Conducting Environmental Due Diligence for a Private Equity Firm

Private Equity 1

Situation

A Private Equity firm was interested in acquiring a portfolio of more than 50 construction material manufacturing sites in the US and UK. The vast majority of these sites had a very long industrial use, many with a legacy of more than 40 years.

The PE firm wanted to quickly understand the potential environmental risks and liabilities associated with the sites in order to support its initial bid for the portfolio.

Solution

Under very short timeframes, an Environmental Due Diligence (EDD) assessment was undertaken, including data room reviews and site visits at target sites across the portfolio.
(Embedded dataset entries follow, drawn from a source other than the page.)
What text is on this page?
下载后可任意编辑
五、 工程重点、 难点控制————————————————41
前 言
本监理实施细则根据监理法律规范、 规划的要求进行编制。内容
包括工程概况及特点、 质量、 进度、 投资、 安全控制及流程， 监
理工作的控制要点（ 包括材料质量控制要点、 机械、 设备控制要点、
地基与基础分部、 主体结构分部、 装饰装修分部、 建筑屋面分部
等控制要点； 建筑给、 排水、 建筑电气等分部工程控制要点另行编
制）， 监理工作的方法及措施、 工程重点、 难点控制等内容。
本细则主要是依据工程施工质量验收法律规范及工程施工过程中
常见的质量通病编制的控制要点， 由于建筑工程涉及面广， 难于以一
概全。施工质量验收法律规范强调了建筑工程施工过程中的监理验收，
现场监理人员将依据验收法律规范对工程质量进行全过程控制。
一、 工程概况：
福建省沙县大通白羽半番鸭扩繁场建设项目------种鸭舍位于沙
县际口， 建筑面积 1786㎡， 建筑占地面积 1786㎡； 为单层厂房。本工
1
This included an evaluation of the permitting situation, with regards to raw material supply and current operations, as well as identification of historical environmental liabilities.

Key services included:

  • A data room review of their sales pack, including an assessment of the seller’s Environmental Due Diligence reports.
  • A high-level environmental permit review.
  • A summary of any key, high-risk findings in a short table overview, along with expected associated costs that could impact the value of the portfolio.
  • Site visits to ten high-risk sites in the US and UK for further assessment and clarification of potential risks and liabilities.
  • Participation in questions and answers sessions between buyer and seller, enabling quick and direct responses to open questions within the due diligence process.
  • Revision of the high-risk findings and associated costs.

Impact

A short summary table highlighting the high-risk environmental items and associated costs with the potential to impact the value of the portfolio was produced. This gave the PE firm a bespoke, simple and easy overview of the findings in order for quick decisions to be made.

Significant environmental risks of an eight-figure magnitude were identified during the assessment. In particular, this included complex and partly unclear permit situations, as well as balance sheet inaccuracies and problems associated with the land deeds. Some of these issues had been missed from the information provided by the seller and highlighted important risks to support the PE firm’s negotiations.

The assessment helped to highlight the liabilities and associated costs for the buyer and provide a solid basis for the commercial negotiations.